Em conjunto com o realizador Sho Miyake e o argumentista Hiroshi Takahashi, que escreveu o eterno clássico Ring (1998), Taka Ichise, um dos mais conceituados produtores de J-Horror, assume a liderança num projeto inovador que testa e demonstra o seu talento como criador, num fenómeno ao qual já é veterano.

O currículo de Ichise está repleto de conquistas, que incluem as funções de produtor na trilogia original de Ring, no êxito Dark Water (2002), Noroi: The Curse (2005), e todos os filmes de Ju-On até aos reboots The Begining Of The End (2014) e Final Curse (2015), os quais também coescreveu (com Masayuki Ochiai).

No marco do franchise em análise, a história contada surpreende-nos logo na cena de abertura, estabelecendo de imediato que os filmes Ju-On foram baseados em acontecimentos reais, que tiveram lugar numa única casa, e reforça que a realidade do que lá sucedeu é muito mais aterradora do que a representada nos filmes.

Esta simples declaração desarma-nos instantaneamente, uma vez que, sendo uma história de origem da maldição, assumimos que iria retratar a ‘origem’ de Kayako, o mortífero espírito vingativo que persegue impiedosamente as suas vítimas num arrasto desconcertante. Kayako e Toshio, na sua íntegra, passam a ficção nesta série.

Ju-On: Origins, à semelhança da obra original, desenrola-se ao longo de vários anos, nomeadamente de 1988 a 1995, e centra-se na vida de 3 personagens cujos caminhos, de uma forma ou outra, remontam à casa amaldiçoada.

Em 1988, Yasuo Odajima (Yoshiyoshi Arakawa), um autor e investigador paranormal, recebe em casa uma cassete enviada por Haruka Honjo (Yuina Kuroshima), uma atriz com a qual participou num programa televisivo sobre o sobrenatural, e na qual contém a gravação de um barulho recorrente de passos e palavras indecifráveis de uma alegada presença no seu apartamento.
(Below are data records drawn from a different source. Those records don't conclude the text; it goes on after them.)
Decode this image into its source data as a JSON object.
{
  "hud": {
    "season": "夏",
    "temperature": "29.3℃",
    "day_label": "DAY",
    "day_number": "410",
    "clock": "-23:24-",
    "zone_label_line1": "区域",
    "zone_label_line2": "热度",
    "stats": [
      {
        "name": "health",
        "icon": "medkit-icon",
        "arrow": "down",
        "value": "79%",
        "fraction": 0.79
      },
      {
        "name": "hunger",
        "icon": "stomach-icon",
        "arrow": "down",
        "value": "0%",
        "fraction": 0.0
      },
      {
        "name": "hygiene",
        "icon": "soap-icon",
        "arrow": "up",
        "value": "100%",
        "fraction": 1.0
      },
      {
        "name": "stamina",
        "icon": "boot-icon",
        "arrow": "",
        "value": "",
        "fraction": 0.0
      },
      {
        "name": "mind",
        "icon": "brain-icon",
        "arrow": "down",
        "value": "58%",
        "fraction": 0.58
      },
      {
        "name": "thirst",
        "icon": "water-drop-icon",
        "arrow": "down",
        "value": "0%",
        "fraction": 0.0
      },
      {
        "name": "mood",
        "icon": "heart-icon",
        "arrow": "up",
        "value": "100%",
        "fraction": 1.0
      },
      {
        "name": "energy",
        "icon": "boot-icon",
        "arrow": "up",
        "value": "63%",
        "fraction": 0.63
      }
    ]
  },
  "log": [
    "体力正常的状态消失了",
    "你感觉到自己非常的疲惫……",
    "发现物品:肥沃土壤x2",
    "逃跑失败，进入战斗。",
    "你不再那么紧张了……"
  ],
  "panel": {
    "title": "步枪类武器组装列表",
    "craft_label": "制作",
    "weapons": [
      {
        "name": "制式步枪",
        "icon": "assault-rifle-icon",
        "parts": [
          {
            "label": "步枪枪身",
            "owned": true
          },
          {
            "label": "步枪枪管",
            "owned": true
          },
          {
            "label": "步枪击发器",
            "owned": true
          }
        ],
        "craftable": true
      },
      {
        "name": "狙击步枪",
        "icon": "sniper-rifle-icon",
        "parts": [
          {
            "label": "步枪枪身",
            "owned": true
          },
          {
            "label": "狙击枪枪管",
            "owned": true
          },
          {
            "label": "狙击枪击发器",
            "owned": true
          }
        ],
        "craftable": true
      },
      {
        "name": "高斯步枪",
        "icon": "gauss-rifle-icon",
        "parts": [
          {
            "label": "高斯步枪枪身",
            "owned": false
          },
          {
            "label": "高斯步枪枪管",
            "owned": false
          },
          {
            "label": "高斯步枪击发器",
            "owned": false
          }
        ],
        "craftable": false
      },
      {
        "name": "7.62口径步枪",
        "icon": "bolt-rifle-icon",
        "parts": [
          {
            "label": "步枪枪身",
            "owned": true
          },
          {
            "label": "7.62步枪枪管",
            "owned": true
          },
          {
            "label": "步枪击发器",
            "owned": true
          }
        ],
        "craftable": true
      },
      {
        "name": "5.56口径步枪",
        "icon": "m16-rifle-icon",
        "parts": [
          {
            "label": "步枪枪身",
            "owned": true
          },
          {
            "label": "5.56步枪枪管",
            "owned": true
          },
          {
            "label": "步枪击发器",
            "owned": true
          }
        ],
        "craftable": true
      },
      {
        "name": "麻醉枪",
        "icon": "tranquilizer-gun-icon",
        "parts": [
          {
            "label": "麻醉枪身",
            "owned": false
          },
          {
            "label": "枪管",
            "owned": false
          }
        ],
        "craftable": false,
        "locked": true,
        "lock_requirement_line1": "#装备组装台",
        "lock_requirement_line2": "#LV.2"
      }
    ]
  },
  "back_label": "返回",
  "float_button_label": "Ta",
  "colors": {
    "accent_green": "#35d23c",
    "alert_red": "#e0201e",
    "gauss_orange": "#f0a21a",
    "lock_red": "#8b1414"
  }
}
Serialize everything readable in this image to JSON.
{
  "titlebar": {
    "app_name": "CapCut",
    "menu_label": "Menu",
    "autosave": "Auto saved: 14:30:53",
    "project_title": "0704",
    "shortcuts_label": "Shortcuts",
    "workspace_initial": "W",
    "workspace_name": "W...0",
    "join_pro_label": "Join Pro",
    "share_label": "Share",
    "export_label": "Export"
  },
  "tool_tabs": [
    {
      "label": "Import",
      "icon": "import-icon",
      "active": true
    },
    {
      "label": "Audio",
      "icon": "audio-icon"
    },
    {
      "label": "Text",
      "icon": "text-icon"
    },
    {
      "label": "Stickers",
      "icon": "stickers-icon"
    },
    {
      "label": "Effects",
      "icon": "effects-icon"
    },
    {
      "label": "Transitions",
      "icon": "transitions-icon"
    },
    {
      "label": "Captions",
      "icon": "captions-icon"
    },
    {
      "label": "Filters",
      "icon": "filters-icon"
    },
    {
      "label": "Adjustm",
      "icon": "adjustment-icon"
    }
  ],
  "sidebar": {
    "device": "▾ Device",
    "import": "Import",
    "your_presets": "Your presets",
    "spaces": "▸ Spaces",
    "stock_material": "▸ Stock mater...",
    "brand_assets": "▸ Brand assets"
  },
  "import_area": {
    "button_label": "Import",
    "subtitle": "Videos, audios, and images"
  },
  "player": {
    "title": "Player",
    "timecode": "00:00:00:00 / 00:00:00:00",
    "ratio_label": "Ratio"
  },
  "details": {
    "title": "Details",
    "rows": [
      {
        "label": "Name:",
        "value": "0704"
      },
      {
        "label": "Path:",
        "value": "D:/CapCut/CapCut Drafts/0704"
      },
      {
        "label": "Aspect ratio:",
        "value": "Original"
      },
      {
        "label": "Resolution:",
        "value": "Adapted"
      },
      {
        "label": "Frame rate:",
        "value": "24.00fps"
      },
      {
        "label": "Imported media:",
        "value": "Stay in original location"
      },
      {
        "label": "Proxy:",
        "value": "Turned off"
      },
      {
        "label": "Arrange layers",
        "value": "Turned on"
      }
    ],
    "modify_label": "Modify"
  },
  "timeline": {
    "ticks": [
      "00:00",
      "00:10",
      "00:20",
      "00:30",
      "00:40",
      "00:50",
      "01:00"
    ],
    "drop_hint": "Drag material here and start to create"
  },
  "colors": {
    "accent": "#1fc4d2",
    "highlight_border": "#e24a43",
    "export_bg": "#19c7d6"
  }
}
Os regulares episódios paranormais forçaram-na a mudar-se para casa de Tetsuya (Kai Inowaki), o seu namorado, que alega que a razão desses barulhos a assombrarem é devido à sua visita a uma estranha casa, com o intuito de a comprar para eles, mas que lá dentro avistara uma presença fantasmagórica de uma mulher com um vestido branco e, presumidamente, um bebé recém-nascido embrulhado nos seus braços.

Em paralelo, conhecemos Kiyomi (Ririka), uma adolescente que se muda para Tokyo com a mãe, e com a qual tem uma relação conturbada. Na escola, é abordada por duas colegas que a convencem a visitar uma casa abandonada com o seu amigo Yudai (Koki Osamura), e entendemos rapidamente que se trata da casa amaldiçoada.

Ao chegarem, podemos antever o que lhes espera, mas no entanto, algo ainda mais doentio aguardaria por Kiyomi, titularizando um tema de violência que se repetiria morbidamente para o resto da sua vida.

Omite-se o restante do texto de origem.